FRANCE-British public health researchers are reporting that 100 French cattle slaughtered for human consumption this year may have been infected with Mad Cow disease.
At least 1,200 French cattle have been infected with bovine spongiform encephalopathy, or Mad Cow disease, since 1987. That number could be as high as 7,300 cattle infected if French meat producers and officials have underreported inspection results.
There are no reports whether this tainted meat ever reached markets or was eaten. However, two people have died of the disease in France.

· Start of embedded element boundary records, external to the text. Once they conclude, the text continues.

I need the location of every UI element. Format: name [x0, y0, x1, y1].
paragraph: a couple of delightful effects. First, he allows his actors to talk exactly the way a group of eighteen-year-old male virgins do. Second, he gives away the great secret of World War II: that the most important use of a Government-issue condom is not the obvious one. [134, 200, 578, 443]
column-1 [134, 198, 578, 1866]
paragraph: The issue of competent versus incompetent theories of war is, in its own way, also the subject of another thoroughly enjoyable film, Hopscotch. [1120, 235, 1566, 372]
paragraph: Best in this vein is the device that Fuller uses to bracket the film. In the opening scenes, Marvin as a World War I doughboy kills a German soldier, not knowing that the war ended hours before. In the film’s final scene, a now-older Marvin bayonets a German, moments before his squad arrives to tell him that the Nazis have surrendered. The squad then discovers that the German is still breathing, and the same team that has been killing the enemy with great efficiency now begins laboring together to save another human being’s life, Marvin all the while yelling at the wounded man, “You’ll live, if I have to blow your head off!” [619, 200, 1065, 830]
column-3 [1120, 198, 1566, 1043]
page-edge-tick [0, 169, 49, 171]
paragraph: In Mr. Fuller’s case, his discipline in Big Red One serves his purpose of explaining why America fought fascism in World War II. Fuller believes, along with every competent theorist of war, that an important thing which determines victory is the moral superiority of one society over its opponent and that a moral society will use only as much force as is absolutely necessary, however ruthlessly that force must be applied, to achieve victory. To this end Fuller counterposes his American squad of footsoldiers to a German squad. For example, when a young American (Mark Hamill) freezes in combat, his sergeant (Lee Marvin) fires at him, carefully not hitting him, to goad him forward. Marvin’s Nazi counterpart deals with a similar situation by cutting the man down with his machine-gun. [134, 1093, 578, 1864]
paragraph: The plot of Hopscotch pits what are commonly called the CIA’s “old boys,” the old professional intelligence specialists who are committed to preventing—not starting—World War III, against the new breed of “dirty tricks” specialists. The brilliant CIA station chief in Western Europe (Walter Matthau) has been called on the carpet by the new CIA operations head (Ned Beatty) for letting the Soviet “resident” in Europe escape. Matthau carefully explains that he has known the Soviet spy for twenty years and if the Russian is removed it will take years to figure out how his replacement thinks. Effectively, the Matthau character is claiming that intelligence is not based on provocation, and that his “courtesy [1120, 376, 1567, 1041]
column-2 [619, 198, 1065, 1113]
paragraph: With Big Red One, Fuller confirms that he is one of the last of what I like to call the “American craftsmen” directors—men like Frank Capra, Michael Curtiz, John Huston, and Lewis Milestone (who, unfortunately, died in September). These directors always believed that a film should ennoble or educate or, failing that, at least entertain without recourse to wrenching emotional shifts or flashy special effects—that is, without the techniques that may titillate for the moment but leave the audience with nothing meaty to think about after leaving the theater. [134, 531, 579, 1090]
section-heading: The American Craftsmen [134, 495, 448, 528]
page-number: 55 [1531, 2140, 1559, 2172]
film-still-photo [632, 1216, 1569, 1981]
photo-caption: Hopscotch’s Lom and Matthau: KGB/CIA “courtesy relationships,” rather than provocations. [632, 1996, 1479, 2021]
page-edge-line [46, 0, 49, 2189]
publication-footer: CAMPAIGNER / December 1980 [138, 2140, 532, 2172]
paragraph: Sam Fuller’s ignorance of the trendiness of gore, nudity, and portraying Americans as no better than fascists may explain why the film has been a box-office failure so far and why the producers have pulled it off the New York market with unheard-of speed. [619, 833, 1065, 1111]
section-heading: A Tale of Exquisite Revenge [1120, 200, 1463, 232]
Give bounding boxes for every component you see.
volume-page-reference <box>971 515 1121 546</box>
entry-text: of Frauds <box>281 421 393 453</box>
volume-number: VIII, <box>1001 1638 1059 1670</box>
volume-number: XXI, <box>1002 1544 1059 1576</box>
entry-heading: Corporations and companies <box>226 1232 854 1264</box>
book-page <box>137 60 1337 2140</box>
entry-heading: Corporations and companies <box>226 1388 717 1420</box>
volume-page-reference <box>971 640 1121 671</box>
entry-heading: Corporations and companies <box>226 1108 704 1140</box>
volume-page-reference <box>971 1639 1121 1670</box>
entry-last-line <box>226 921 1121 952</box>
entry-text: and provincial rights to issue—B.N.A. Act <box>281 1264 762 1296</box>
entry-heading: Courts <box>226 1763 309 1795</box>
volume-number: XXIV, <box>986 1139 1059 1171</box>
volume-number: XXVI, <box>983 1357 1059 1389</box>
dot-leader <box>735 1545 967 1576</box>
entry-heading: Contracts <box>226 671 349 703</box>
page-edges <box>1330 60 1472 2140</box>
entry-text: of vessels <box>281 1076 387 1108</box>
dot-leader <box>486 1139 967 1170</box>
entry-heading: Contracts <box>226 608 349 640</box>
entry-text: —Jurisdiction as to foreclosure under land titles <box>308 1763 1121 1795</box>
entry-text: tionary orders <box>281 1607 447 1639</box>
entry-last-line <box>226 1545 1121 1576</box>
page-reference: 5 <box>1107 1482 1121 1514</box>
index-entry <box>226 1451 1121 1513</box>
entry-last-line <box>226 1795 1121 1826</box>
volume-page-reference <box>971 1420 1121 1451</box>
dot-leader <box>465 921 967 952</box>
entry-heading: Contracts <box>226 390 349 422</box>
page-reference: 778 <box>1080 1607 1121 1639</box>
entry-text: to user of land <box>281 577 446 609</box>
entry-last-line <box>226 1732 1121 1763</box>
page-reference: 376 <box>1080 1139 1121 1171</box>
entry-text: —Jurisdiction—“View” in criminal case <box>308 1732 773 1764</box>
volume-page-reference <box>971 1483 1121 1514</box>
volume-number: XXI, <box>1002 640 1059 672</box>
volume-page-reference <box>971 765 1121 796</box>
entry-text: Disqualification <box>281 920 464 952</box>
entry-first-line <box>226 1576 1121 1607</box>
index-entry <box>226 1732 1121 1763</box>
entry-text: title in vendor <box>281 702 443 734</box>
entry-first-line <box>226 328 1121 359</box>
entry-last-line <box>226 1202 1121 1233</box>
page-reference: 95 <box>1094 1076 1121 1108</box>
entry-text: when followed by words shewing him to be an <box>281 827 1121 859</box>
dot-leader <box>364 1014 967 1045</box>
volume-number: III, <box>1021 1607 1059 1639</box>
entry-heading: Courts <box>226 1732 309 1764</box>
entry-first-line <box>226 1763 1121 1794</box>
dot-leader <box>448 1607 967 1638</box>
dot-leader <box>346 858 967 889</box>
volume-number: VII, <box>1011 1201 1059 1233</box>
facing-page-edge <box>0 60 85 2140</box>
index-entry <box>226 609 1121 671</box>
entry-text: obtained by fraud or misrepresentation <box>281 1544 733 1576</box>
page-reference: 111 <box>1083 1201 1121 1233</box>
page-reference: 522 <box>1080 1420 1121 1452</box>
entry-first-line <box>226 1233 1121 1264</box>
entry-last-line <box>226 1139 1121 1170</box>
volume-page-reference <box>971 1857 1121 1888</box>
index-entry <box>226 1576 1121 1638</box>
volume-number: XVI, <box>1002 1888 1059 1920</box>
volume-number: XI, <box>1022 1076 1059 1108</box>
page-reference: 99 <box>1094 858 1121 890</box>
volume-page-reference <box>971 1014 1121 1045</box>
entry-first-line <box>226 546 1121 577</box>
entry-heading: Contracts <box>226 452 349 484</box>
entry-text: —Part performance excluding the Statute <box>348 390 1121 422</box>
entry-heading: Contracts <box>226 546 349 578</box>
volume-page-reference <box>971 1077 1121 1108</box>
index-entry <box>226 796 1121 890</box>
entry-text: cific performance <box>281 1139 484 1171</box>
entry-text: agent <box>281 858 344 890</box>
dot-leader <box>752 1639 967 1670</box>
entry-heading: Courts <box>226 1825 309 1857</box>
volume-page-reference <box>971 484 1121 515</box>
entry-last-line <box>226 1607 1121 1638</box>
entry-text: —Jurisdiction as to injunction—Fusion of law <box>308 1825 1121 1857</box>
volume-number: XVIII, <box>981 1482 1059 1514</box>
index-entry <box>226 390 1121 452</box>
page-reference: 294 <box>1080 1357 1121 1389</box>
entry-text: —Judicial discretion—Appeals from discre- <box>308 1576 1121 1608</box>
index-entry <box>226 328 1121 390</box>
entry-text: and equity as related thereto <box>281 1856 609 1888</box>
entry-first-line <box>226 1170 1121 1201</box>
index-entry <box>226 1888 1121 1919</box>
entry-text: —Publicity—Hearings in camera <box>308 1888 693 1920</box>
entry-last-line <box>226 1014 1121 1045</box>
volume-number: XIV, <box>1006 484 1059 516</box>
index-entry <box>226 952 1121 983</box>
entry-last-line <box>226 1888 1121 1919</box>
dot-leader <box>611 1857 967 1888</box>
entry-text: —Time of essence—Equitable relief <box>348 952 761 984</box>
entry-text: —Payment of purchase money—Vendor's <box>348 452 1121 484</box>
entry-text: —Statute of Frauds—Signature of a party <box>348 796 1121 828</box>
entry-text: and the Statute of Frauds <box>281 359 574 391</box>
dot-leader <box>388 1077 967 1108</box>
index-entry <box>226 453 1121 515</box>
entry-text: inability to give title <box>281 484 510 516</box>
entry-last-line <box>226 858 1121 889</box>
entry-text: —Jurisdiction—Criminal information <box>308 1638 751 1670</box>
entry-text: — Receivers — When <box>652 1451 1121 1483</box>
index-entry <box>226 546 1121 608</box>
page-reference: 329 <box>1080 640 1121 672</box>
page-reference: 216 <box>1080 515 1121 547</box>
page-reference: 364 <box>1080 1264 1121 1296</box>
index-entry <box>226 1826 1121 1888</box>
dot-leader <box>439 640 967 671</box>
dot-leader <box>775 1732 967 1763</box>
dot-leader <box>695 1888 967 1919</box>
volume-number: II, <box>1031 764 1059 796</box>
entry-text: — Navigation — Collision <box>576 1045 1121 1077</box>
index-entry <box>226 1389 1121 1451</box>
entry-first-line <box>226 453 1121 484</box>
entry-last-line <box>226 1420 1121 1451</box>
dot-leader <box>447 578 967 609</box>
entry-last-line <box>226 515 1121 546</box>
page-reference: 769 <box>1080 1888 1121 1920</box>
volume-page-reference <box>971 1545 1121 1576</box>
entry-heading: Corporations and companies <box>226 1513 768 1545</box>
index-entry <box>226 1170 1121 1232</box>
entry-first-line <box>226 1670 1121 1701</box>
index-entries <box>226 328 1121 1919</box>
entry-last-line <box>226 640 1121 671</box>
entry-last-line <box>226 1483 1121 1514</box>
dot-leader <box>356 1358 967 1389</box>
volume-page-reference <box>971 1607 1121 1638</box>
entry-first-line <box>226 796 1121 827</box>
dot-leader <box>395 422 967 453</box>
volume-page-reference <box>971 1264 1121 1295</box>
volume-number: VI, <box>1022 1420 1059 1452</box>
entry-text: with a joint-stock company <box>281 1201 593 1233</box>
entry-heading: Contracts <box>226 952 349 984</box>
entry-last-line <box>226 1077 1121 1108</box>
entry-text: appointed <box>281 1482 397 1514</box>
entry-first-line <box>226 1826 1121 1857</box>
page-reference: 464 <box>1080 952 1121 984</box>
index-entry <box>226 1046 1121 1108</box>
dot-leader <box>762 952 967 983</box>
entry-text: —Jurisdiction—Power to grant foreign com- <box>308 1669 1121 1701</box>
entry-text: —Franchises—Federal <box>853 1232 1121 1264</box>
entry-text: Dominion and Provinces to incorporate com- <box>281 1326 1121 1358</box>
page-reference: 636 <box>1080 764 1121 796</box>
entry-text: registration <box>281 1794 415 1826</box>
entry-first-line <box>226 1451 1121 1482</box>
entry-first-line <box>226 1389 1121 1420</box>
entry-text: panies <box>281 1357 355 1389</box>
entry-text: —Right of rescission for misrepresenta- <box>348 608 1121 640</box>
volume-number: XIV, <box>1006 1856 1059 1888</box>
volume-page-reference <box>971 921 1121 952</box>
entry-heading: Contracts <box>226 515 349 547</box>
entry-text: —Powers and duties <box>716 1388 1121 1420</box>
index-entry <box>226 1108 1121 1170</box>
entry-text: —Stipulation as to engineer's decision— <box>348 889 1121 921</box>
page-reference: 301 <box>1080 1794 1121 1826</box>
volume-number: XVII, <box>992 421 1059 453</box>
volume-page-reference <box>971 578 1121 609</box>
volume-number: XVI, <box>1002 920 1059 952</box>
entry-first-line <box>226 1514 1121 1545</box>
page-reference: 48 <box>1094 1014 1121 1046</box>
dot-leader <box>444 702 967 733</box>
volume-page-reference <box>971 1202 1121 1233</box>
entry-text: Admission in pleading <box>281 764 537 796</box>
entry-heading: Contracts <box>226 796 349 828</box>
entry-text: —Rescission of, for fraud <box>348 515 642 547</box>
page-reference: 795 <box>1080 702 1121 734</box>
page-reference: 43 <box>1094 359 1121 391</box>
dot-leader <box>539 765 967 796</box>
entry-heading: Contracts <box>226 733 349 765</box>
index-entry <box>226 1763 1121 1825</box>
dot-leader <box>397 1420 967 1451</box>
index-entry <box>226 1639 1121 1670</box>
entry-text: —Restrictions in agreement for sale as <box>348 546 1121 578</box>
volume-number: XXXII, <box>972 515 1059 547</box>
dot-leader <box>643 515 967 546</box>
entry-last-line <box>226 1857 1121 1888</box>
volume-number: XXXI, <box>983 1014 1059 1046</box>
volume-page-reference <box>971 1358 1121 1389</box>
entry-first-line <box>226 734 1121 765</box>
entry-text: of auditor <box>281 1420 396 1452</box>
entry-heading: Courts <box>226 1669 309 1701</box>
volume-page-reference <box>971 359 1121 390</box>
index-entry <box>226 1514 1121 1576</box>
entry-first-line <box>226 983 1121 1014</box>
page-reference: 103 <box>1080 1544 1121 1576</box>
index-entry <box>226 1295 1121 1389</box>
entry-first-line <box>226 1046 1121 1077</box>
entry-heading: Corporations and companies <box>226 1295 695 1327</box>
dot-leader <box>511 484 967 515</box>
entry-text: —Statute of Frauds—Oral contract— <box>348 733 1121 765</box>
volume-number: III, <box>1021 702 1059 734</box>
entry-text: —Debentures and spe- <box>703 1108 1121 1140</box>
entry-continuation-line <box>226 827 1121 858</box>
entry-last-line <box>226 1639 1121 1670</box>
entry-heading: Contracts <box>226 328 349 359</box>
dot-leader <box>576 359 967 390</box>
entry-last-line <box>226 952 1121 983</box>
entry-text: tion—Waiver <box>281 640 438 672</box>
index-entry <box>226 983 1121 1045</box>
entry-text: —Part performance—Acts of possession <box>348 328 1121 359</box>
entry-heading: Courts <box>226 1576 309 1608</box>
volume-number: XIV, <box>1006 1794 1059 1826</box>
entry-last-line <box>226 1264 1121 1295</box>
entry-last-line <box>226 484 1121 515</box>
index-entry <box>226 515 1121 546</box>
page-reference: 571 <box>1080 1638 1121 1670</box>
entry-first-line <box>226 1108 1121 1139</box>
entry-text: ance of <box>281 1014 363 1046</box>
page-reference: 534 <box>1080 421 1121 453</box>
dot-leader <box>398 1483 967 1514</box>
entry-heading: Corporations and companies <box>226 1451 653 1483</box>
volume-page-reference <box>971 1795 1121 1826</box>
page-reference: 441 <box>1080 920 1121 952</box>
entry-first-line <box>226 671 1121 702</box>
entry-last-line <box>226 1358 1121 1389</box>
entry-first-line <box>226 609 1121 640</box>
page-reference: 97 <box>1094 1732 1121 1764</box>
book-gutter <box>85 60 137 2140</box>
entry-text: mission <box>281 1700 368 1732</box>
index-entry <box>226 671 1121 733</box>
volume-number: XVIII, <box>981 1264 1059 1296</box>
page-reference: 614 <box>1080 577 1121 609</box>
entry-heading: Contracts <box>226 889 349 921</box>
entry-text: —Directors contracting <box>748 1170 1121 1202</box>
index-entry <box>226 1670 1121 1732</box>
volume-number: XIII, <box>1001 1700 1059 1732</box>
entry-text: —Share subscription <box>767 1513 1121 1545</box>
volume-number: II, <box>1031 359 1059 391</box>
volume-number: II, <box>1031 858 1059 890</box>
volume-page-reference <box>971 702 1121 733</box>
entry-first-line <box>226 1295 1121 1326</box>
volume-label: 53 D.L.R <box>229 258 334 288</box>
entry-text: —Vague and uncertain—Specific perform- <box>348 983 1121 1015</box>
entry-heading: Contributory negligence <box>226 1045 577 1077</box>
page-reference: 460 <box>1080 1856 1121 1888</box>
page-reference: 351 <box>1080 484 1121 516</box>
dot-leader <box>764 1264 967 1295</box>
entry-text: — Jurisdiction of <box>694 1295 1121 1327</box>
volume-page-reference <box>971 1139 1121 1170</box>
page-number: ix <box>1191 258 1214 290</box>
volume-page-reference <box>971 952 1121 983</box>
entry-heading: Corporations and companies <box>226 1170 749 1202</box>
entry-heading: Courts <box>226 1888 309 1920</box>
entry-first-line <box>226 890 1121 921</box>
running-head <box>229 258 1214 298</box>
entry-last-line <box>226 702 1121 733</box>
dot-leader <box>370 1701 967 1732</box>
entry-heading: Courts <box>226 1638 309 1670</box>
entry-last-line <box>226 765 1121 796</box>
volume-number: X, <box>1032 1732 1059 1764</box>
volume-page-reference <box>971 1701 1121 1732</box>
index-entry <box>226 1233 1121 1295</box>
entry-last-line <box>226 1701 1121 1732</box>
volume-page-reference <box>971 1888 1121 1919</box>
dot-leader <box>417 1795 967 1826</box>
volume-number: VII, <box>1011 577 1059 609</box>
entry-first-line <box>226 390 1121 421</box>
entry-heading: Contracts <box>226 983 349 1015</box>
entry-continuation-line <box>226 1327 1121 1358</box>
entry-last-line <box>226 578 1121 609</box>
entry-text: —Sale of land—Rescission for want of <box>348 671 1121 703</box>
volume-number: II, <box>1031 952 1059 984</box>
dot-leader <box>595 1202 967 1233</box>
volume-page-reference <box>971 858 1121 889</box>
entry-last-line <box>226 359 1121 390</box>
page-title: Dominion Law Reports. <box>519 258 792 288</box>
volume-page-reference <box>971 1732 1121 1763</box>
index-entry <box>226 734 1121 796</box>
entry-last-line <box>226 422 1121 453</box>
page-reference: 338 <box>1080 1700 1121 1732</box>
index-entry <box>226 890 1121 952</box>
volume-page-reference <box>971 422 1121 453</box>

Mad Cow disease originated in Britain in the 1970s. Researchers think the brain-wasting virus was spread through recycling meat and bone meal from infected animals back into cattle feed.
In 1996, the disease was linked to a variant human illness called Creutzfeldt-Jakob disease. The human strain leaves holes in the brain, causing dementia and eventual death.
In October, France released that beef from 11 potentially infected cattle had reached markets. Mad Cow panic has raced across Europe with cases reported in Germany, Spain and Britain.
The European Union has ordered a six-month ban on animal products in fodder. The move is expected to cost $1.3 billion.
Neither Mad Cow or Creutzfeldt-Jakob disease has been reported in the US. The US banned British beef imports in 1997, plus American cattle are generally fed corn and grains.